I want to use an numpy file (.npy) from Google Drive into Google Colab without importing it into the RAM.

I am working on Image Classification and have my image data into four numpy files in Google Drive. The collective size of the files is greater than 14 GB. Whereas Google Colab only offers 12 GB RAM for usage. Is there a way through which I can use it by loading only single batch at a time into the ram to train the model and removing it from the ram (maybe similar to flow_from_directory)?

The problem using flow_from_directory is that it is very slow even for one block of VGG16 even if I have images in Colab directory.

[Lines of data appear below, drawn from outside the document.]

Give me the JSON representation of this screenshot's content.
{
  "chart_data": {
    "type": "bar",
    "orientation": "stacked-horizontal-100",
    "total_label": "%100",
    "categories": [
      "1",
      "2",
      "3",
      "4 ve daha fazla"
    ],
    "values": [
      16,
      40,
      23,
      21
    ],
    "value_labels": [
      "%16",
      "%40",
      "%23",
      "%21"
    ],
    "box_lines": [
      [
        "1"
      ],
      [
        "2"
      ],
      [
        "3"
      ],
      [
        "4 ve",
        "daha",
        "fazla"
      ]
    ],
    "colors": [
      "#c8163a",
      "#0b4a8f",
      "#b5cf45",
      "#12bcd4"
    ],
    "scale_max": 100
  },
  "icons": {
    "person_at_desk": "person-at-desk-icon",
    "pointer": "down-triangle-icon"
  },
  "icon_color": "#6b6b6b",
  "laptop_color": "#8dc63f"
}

I am using Cats vs Dogs Classifier dataset from Kaggle.

! kaggle competitions download -c 'dogs-vs-cats'

I converted the image data into numpy array, and saved it in 4 files:

X_train - float32 - 10.62GB - (18941, 224, 224, 3)

X_test - float32 - 3.4GB - (6059, 224, 224, 3)

Y_train - float64 - 148KB - (18941)

Y_test - float64 - 47KB - (6059)

When I run the following code, the session crashes showing 'Your session crashed after using all available RAM.' error.

import numpy as np
X_train = np.load('Cat_Dog_Classifier/X_train.npy')
Y_train = np.load('Cat_Dog_Classifier/Y_train.npy')
X_test = np.load('Cat_Dog_Classifier/X_test.npy')
Y_test = np.load('Cat_Dog_Classifier/Y_test.npy')

Is there any way to use these 4 files without loading it into the RAM?


Solution

  • You can do this by opening your file as a memory-mapped array.

    For example:

    import sys
    import numpy as np
    
    # Create a npy file
    x = np.random.rand(1000, 1000)
    np.save('mydata.npy', x)
    
    # Load as a normal array
    y = np.load('mydata.npy')
    sys.getsizeof(y)
    # 8000112
    
    # Load as a memory-mapped array
    y = np.load('mydata.npy', mmap_mode='r')
    sys.getsizeof(y)
    # 136
    

    The second array acts like a normal array, but is backed by disk rather than RAM. Be aware that this will cause operations over the arrays to be much slower than normal RAM-backed arrays; often mem-mapping is used to conveniently access portions of the array without having to load the full array into RAM.